Ces messages, nous et d’autres les avions déjà émis lors de notre dernière participation à la Tripartite, il y a trois ans. Nous ne changerions pas une lettre à notre contribution d’alors. Des années d’immobilisme ont été perdues. Aujourd’hui nous n’avons plus le choix et les réformes devront malheureusement se faire plus rapidement et seront plus dures que si elles avaient été entamées il y a trois ou même cinq ans, quand tant d’entre nous avions actionné de nombreuses sonnettes d’alarme. Aujourd’hui, il ne s’agit pas de regarder en arrière, mais d’avancer résolument dans la mise en œuvre de toutes ces réformes identifiées de longue date.
Ne pas freiner le navire mais accélérer dans la bonne direction de façon lisible et transparente
Il est important de ne pas ralentir notre croissance économique et ne pas sombrer dans une austérité qui nous propulserait très vite vers une dépression similaire aux années 80 et 90. Il faut au contraire maintenir le pouvoir d’achat et la consommation de nos concitoyens et en particuliers des plus démunis. L’objectif : engager le virage économique en dynamisant la croissance et en changeant son moteur pour la rendre plus soutenable et moins vulnérable.
Un impératif d’urgence : commencer les réformes immédiatement, de façon résolue, visible et crédible — en vue de préserver notre idéal de justice sociale
Comme le préconise notre plan d’urgence A.B.D.A 2016-2018 : Arrêter les dégâts et les gaspillages ; Booster et transformer l’action publique ; Démarrer les réformes difficiles ; et Accélérer les réformes destinées à rattraper notre retard.
Réduire les déficits publics : en arrêtant les gaspillages, en réduisant les dépenses et en augmentant les recettes.
On ne peut plus se permettre de maintenir le même niveau de dépenses publiques requérant un baril à 100 dollars. Cela n’est pas soutenable. Cependant, une coupe brutale dans les dépenses publiques aurait des effets dévastateurs sur notre économie. Par conséquent, il est nécessaire de lisser les réductions en combinant réduction des dépenses et le recours mesuré à l’endettement.

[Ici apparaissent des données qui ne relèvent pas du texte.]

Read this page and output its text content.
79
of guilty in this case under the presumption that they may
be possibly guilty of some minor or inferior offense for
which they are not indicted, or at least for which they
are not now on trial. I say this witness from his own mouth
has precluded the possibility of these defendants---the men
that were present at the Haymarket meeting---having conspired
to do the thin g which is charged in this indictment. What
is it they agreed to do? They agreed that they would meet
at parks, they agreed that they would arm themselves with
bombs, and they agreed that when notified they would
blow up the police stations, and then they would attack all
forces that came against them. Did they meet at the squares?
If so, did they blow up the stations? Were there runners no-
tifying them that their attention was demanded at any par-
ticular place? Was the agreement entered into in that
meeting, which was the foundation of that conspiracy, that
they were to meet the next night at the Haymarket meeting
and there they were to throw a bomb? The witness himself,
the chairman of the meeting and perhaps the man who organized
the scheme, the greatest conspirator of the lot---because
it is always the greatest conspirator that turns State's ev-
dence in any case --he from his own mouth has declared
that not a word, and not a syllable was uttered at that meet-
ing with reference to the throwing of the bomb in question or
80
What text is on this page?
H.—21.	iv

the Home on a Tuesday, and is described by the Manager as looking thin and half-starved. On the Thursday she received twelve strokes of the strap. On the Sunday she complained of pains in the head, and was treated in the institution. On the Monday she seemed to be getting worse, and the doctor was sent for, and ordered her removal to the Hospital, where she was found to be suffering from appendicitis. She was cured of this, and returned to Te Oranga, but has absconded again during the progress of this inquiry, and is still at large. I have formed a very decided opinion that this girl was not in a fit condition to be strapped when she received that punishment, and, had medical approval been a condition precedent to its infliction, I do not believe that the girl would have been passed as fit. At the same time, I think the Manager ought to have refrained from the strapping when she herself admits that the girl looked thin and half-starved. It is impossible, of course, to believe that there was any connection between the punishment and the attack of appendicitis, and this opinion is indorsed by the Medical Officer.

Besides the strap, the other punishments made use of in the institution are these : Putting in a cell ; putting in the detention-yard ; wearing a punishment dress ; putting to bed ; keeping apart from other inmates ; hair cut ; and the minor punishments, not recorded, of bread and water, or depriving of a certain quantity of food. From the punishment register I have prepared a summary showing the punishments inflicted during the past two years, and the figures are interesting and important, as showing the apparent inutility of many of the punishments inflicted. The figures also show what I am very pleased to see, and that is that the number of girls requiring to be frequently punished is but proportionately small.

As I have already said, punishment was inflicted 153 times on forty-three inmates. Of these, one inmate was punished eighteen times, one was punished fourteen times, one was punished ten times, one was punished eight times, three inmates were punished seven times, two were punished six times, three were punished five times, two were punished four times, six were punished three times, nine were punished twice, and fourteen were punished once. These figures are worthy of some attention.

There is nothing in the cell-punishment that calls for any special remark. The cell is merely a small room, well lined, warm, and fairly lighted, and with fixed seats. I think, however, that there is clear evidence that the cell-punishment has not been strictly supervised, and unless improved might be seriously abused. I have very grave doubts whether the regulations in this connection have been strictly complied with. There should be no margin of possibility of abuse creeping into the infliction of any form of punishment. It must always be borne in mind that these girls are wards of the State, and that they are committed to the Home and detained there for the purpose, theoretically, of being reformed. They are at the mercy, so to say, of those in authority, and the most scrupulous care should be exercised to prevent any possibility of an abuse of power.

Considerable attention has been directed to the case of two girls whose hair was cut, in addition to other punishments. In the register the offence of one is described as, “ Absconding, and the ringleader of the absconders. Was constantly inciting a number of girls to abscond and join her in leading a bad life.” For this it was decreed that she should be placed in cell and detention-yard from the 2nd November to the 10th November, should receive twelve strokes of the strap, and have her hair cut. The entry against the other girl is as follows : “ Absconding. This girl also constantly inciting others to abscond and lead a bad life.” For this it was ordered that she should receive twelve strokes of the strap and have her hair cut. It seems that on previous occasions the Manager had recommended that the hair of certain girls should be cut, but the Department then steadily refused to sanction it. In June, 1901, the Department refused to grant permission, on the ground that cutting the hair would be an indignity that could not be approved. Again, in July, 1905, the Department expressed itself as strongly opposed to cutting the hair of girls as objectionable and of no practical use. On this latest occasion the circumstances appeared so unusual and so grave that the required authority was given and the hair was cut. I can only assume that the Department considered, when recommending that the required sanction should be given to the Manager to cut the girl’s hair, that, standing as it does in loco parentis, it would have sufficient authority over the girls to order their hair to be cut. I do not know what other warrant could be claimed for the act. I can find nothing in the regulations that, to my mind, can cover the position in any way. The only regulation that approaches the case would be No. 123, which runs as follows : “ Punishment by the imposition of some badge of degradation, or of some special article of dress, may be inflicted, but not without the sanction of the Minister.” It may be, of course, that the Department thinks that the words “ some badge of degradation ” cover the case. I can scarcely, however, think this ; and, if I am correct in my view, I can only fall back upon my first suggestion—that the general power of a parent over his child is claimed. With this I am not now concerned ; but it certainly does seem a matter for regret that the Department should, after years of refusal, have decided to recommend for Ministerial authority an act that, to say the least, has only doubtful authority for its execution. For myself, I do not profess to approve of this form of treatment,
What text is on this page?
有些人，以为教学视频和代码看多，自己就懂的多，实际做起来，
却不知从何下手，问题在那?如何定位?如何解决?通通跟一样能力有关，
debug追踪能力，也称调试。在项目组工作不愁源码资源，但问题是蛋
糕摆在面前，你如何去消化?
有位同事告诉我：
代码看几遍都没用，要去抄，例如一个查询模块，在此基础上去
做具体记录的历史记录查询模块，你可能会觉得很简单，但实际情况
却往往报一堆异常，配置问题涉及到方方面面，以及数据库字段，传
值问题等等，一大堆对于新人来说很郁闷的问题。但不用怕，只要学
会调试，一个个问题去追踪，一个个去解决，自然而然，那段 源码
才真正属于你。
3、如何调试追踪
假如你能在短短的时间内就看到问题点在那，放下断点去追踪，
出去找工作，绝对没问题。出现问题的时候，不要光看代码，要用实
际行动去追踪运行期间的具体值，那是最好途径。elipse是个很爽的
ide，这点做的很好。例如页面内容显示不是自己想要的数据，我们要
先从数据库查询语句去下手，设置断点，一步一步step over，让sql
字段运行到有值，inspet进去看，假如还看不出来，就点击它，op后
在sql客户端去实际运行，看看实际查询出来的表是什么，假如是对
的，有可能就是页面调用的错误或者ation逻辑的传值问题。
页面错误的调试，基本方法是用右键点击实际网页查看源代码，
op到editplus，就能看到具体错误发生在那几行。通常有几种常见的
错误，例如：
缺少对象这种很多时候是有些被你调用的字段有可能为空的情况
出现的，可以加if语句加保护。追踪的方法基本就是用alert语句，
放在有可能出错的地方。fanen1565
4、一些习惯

En sus d’améliorer l’efficacité de la dépense publique, il faut lui trouver des alternatives. En matière d’investissement, les mécanismes de partenariats publiques-privés déjà initiés sont à renforcer dans les domaines qui s’y prêtent, à condition que l’Etat se dote des compétences nécessaires afin de bien négocier ses partenariats et qu’il mette en place la gouvernance et la transparence requises.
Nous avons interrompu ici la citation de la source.